The Empirical Rule applies solely to the NORMAL distribution,
while Chebyshev's Theorem (Chebyshev's Inequality, Tchebysheff's
Inequality, Bienaymé-Chebyshev Inequality) deals with ALL (well,
rather, REAL-WORLD) distributions. The Empirical Rule is stronger
than Chebyshev's Inequality, but applies to fewer cases.
The Empirical Rule:
- Applies to normal distributions.
- About 68% of the values lie within one standard deviation of
the mean.
- About 95% of the values lie within two standard deviations of
the mean.
- About 99.7% of the values lie within three standard deviations
of the mean.
- For more precise values or values for another interval, use a
normalcdf function on a calculator or integrate e^(-(x -
mu)^2/(2*(sigma^2))) / (sigma*sqrt(2*pi)) along the desired
interval (where mu is the population mean and sigma is the
population standard deviation).
Chebyshev's Theorem/Inequality:
- Applies to all (real-world) distributions.
- No more than 1/(k^2) of the values are more than k standard
deviations away from the mean. This yields the following in
comparison to the Empirical Rule:
- No more than [all] of the values are more than 1 standard
deviation away from the mean.
- No more than 1/4 of the values are more than 2 standard
deviations away from the mean.
- No more than 1/9 of the values are more than 3 standard
deviations away from the mean.
- This is weaker than the Empirical Rule for the case of the
normal distribution, but can be applied to all (real-world)

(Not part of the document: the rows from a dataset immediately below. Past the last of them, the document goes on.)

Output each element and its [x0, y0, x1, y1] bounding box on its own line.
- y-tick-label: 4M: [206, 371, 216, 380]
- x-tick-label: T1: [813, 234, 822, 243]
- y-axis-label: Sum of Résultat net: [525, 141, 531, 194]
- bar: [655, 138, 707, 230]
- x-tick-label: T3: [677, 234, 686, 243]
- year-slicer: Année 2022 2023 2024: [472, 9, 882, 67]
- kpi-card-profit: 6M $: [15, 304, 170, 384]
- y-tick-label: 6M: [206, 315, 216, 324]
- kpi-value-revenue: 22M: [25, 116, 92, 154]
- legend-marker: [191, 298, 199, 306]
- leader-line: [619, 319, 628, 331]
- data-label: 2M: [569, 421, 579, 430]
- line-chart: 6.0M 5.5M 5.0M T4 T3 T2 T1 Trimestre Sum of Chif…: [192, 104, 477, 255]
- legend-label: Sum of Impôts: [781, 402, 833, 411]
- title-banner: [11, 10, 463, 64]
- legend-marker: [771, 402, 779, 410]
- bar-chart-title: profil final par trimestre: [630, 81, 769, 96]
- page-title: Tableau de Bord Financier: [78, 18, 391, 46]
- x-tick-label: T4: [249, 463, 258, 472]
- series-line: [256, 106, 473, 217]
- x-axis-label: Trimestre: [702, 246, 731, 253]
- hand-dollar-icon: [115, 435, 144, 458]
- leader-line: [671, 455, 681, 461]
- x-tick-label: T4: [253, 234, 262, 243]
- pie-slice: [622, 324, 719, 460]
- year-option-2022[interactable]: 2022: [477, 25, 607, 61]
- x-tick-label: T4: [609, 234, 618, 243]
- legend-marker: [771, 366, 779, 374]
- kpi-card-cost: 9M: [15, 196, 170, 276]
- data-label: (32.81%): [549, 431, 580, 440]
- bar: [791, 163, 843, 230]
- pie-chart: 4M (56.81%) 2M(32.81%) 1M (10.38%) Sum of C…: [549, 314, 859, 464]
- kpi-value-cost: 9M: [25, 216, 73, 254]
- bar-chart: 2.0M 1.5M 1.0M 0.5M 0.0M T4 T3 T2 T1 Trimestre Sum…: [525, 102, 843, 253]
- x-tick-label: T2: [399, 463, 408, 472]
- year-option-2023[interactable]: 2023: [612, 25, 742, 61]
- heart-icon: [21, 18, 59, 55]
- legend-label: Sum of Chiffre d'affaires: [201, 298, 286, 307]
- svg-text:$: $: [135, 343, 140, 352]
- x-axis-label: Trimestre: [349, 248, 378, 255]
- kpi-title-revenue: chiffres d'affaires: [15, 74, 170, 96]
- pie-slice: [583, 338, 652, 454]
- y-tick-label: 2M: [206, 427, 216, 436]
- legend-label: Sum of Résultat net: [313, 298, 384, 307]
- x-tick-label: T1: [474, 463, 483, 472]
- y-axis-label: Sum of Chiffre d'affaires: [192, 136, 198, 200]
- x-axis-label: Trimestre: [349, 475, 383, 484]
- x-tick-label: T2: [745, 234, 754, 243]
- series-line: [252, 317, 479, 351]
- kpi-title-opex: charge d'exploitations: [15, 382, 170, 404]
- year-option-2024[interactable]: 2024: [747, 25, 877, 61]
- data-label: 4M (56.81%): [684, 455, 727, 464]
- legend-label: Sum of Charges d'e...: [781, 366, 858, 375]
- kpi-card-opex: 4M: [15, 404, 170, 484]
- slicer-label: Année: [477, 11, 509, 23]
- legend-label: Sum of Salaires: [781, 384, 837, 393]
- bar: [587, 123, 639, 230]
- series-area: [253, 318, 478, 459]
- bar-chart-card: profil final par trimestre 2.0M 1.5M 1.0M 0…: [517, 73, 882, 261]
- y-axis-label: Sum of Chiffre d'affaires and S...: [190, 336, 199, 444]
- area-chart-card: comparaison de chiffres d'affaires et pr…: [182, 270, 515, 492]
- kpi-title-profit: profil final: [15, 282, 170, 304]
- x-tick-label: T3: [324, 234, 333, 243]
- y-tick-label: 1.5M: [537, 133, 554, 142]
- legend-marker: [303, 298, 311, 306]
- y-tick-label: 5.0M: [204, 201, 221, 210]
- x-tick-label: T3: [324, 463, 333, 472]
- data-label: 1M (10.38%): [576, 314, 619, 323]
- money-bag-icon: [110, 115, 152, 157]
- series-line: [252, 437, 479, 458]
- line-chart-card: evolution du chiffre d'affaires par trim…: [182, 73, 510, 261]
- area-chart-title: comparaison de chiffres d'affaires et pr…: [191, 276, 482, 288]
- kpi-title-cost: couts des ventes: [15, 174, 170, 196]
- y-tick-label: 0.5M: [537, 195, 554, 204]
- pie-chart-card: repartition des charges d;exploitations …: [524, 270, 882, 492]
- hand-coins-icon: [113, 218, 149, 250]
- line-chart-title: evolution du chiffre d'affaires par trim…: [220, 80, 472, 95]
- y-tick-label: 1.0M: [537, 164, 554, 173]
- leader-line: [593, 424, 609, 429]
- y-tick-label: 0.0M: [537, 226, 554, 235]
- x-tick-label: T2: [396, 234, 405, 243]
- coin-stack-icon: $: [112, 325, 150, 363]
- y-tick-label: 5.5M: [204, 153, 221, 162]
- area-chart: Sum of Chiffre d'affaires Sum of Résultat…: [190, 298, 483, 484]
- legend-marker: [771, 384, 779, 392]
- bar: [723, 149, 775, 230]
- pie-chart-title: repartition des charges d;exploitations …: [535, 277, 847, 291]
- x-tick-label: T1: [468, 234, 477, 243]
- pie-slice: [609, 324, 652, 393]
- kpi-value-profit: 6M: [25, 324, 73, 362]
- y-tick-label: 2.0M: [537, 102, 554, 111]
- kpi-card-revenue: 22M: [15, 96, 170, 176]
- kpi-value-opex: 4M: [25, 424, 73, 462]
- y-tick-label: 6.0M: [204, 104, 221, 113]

distributions. For example, for a normal distribution, Chebyshev's
Inequality states that at most 1/4 of the values are beyond 2
standard deviations from the mean, which means that at least 75%
are within 2 standard deviations of the mean. The Empirical Rule
makes the much stronger statement that about 95% of the values are
within 2 standard deviations of the mean. However, for a
distribution that has significant skew or other attributes that do
not match the normal distribution, one can use Chebyshev's
Inequality, but not the Empirical Rule.
- Chebyshev's Inequality is a "fall-back" for distributions that
cannot be modeled by approximations with more specific rules and
provisions, such as the Empirical Rule.